Court of Appeal backs council in latest stage of QPR training ground dispute

Opponents of a planned development by Queen’s Park Rangers Football Club have lost an appeal against an earlier court ruling that they had no grounds on which to challenge the London Borough of Ealing’s grant of planning permission.

The case was brought to the Court of Appeal by Carolyn Brown, an officer of local amenity group the Hanwell Community Forum.

She argued that the planning officer’s report to councillors was bad in law when it found ‘very special circumstances’ existed to justify the grant of planning permission for inappropriate development on metropolitan open land, and that Ealing failed to take into account the proposal's conflict with Policy 7.18 of the London Plan, which requires the loss of protected open spaces to be resisted.

The long running dispute last year saw a crowdfunding campaign launched to finance continued legal action.

In the Court of Appeal Lindblom LJ rejected the suggestion that the officer had ’double counted’ benefits and so gave unlawful advice to the committee.

She did not fall into the error of ‘double-counting’”, the judge concluded in Brown v London Borough of Ealing Council & Anor [2018]. “She weighed the benefit to the local community of improvements to the existing facilities against the ‘loss’ of public access, and concluded that, on balance, there would be no harm in this respect, having already deployed the same planning benefit, with the same force, in the ‘very special circumstances’ balance against the harm to metropolitan open land.”

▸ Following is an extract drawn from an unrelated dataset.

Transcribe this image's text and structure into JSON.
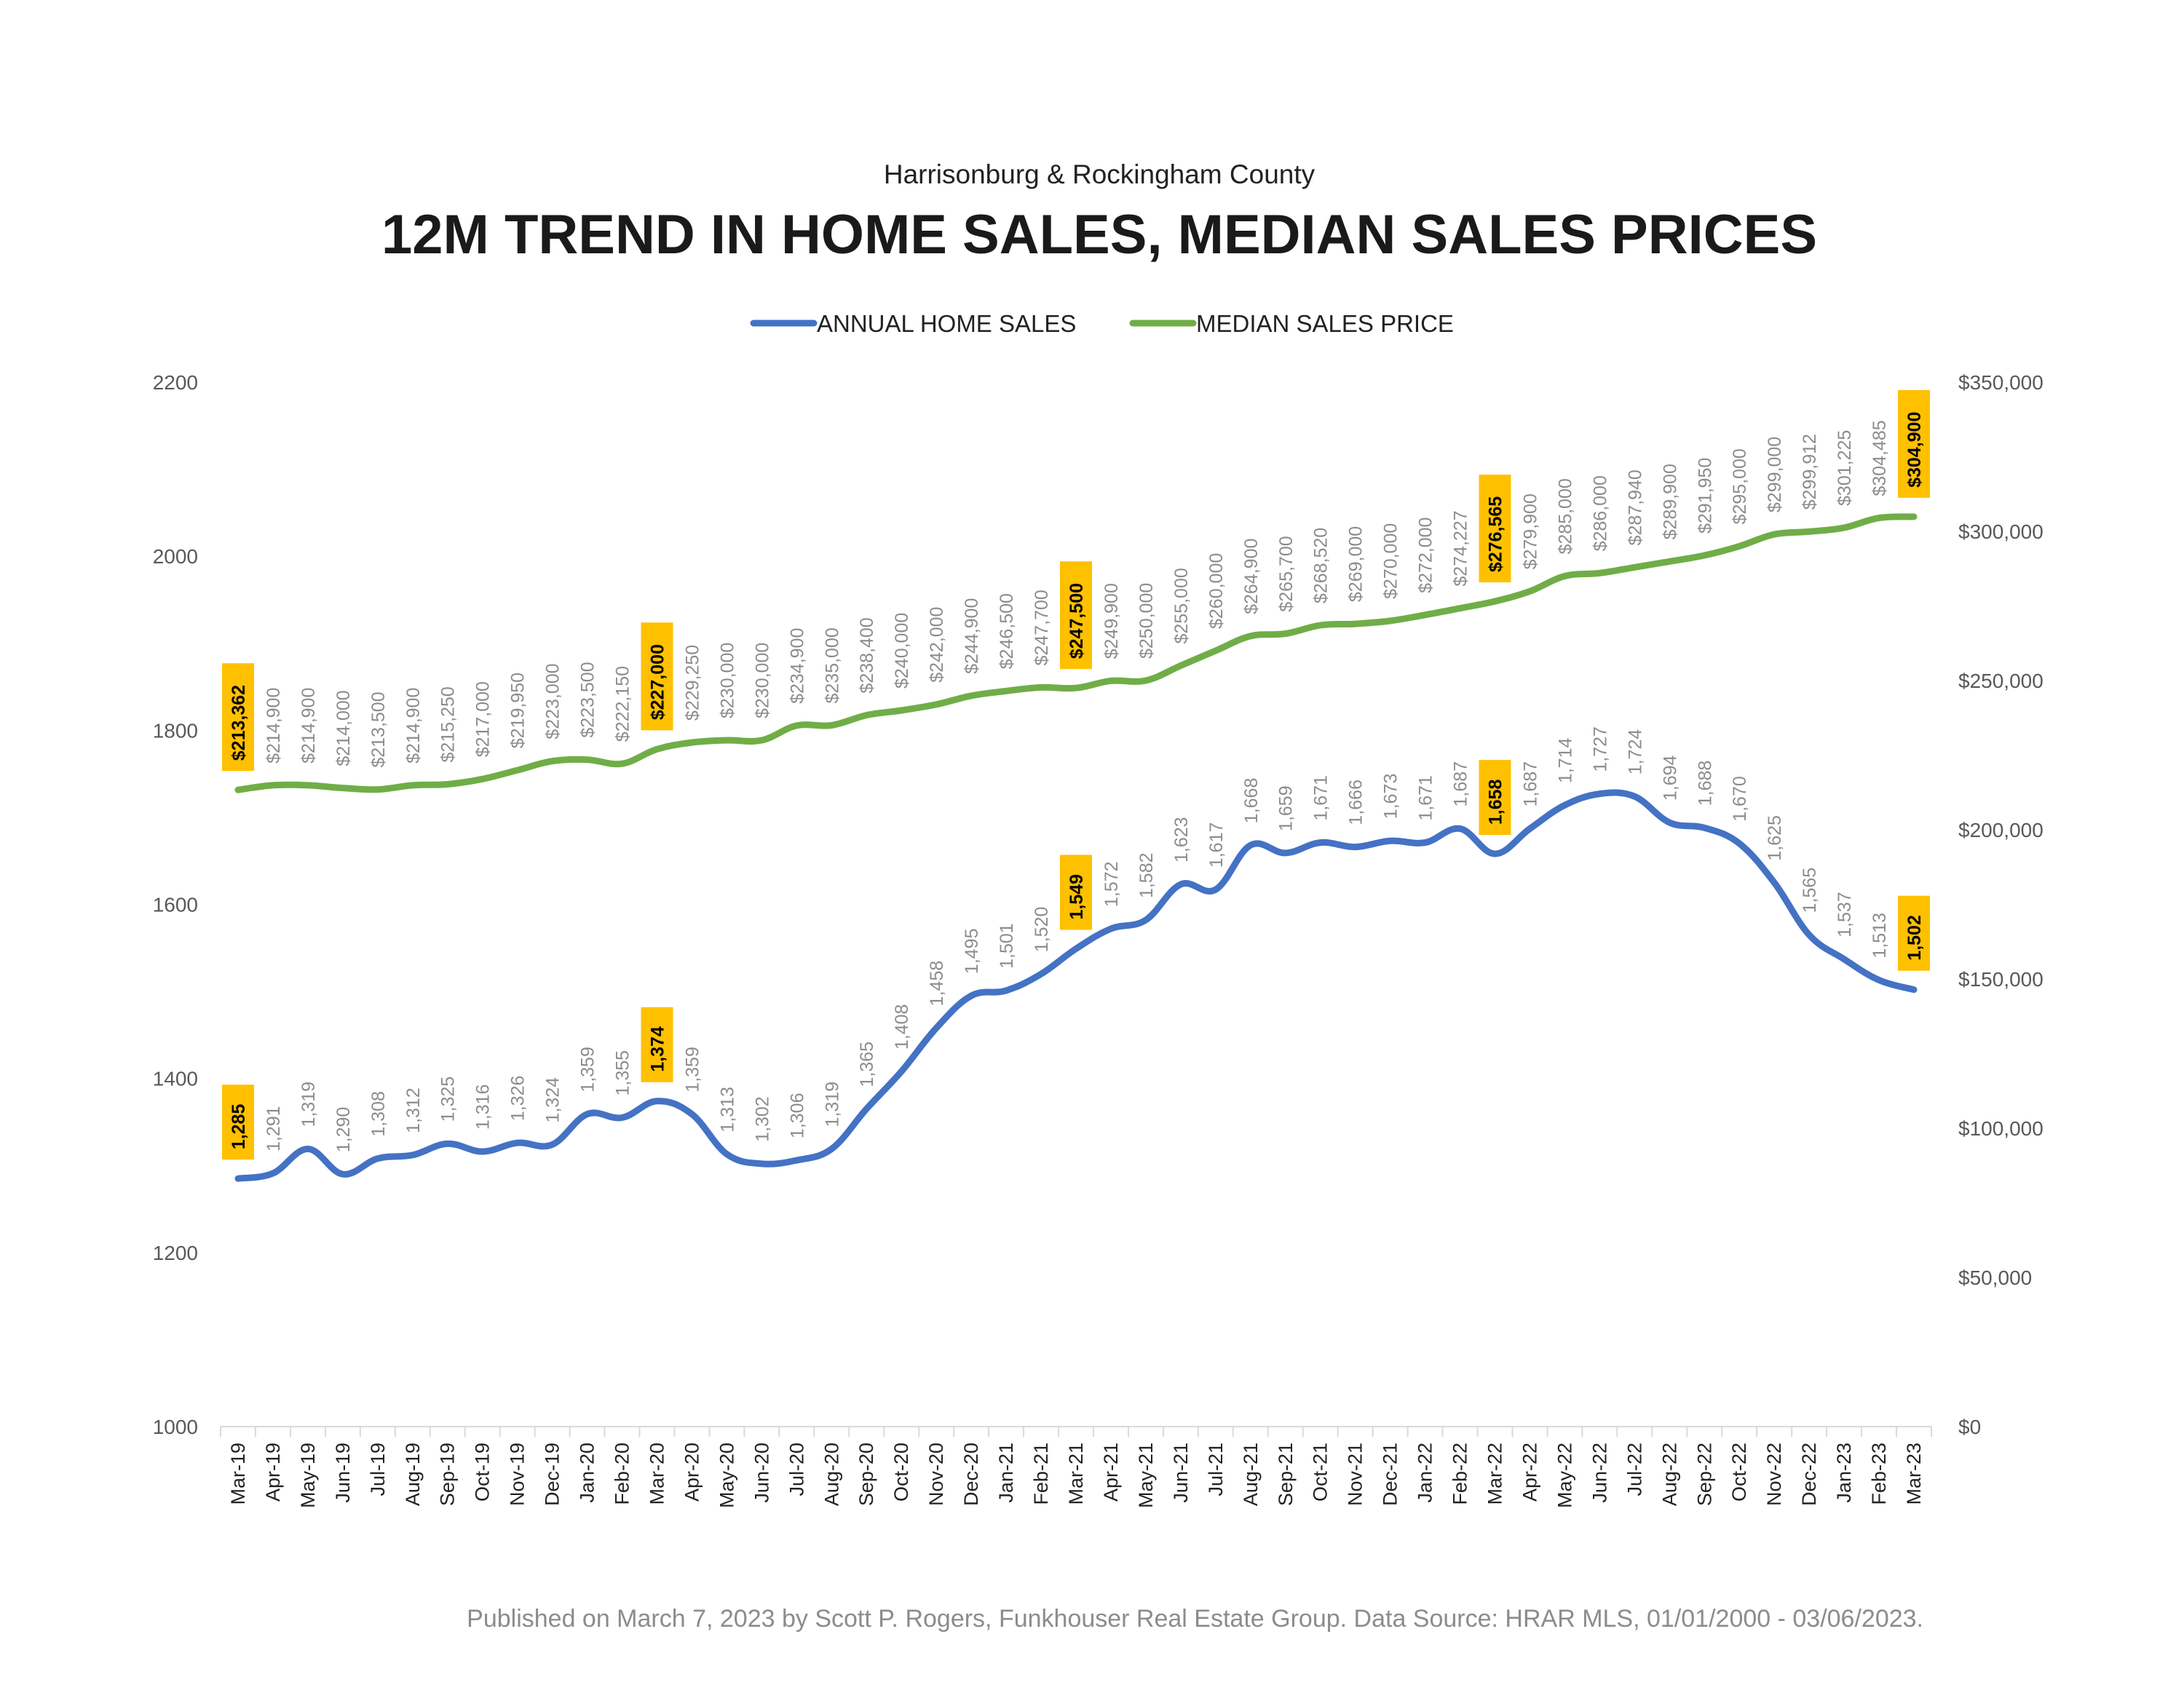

The judge said: “This court has consistently emphasized the need for planning officers’ reports to committee to be read with reasonable benevolence and realism, and not in an overly legalistic way…the officer's report was comprehensive and thorough, the conclusions it contains clearly reasoned and, on their face, well within the ambit of lawful planning judgment.”

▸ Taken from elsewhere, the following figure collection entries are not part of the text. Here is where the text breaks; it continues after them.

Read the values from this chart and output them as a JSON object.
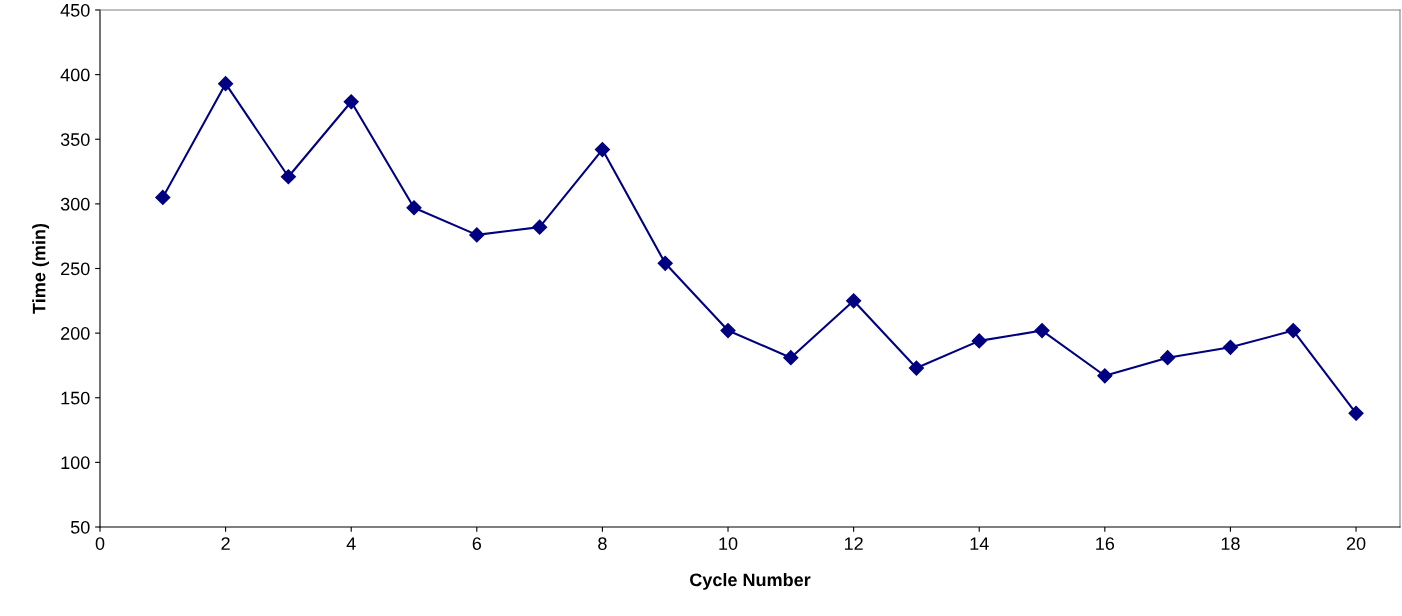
{
  "chart_data": {
    "type": "line",
    "xlabel": "Cycle Number",
    "ylabel": "Time (min)",
    "x": [
      1,
      2,
      3,
      4,
      5,
      6,
      7,
      8,
      9,
      10,
      11,
      12,
      13,
      14,
      15,
      16,
      17,
      18,
      19,
      20
    ],
    "series": [
      {
        "color": "#000080",
        "values": [
          305,
          393,
          321,
          379,
          297,
          276,
          282,
          342,
          254,
          202,
          181,
          225,
          173,
          194,
          202,
          167,
          181,
          189,
          202,
          138
        ]
      }
    ],
    "xlim": [
      0,
      20.7
    ],
    "xticks": [
      0,
      2,
      4,
      6,
      8,
      10,
      12,
      14,
      16,
      18,
      20
    ],
    "ylim": [
      50,
      450
    ],
    "yticks": [
      50,
      100,
      150,
      200,
      250,
      300,
      350,
      400,
      450
    ],
    "marker": "diamond",
    "line_style": "solid",
    "grid": false,
    "legend": false
  }
}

He said it was in principle possible for a particular factor to be relevant, and to carry appropriate weight, in the consideration of more than one planning issue.

The argument concerning the London plan was also rejected. “The officer's advice shows a true understanding and lawful application of every policy in the development plan bearing on the acceptability of this development on community open space and an existing sports ground, including the relevant protective provisions in those policies,” the judgment said, concluding “to argue the contrary would be impossible”.